Sunday, 22 February 2009
Climates (Iklimler) - 2006
The problem with an education is that you have to work so much harder for enjoyment. Or search harder and longer anyway. After watching L'eclisse earlier this year I can't help but think of Climates as Antonioni-lite. Virtually the same preoccupation with alienation, isolation and the impossibility of meaningful emotional connections between people (especially lovers) but without the technical skill or vision or artistry required to lift the plot from being merely anecdotal to something more profound and provocative.
I'm mystified as to why the film has been so critically acclaimed. Have any of these people even watched Antonioni? Surely, it's not a radical gesture to make a movie about relationships that isn't a RomCom? huh?
Plot outline: Ageing architecture professor and younger TV art director girlfriend split up after summer holiday. Man stumbles through halting relationships with family, colleagues and lovers before travelling to snowy, (eastern?) wastes of Turkey to win back the girl. Having successfully done so, he reverts to being an asshole eventually leaving the girl devastated and alone. Move closes with her crying in the snow.

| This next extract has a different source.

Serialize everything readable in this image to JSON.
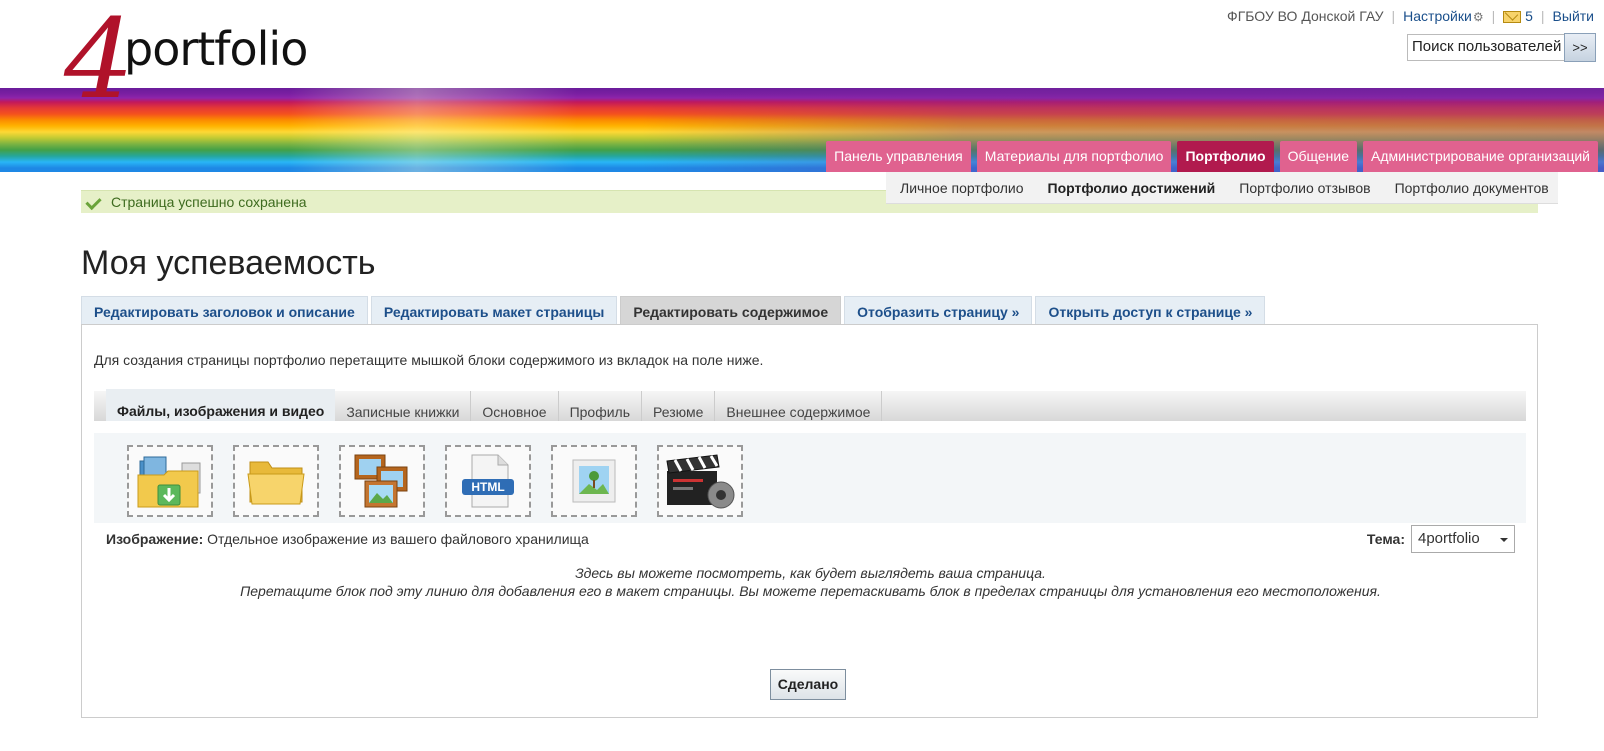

Maybe I'm just being mean, but the knowledge that it's a Turkish film made on a no-doubt miniscule budget helps to undermine the director's artistic aspirations - of course it's a small, claustrophobic, 'domestic' drama with a tiny cast! What other kind of movie are you going to make in Turkey? A blockbuster sci-fi epic? You could of course argue that the director makes a virtue of necessity, but the film is just not that virtuous, sorry.

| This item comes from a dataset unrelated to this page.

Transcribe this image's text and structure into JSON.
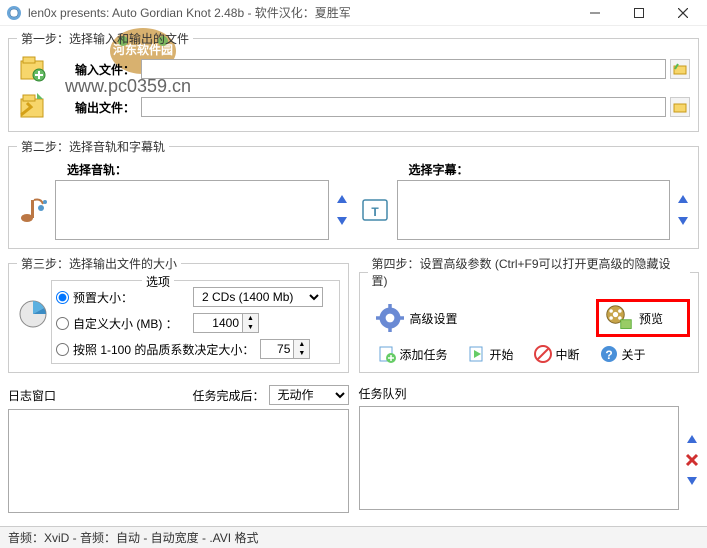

Watching the commentary for Vampyr, Guillermo del Toro quotes Magritte as saying that the purpose of art is to put us in touch with the mysterious. Perhaps Climates's problem is that it settles for just plain inscrutable.
Note: There is a rather dramatic, violent and uncomfortable love-scene, if one can call it that, that is very well realised. So it's a good reference for that kind of thing if you're looking for it.
Extra Note: This is my second big Turkish disappointment, the first being Orhan Pamuk's zzz-fest Snow.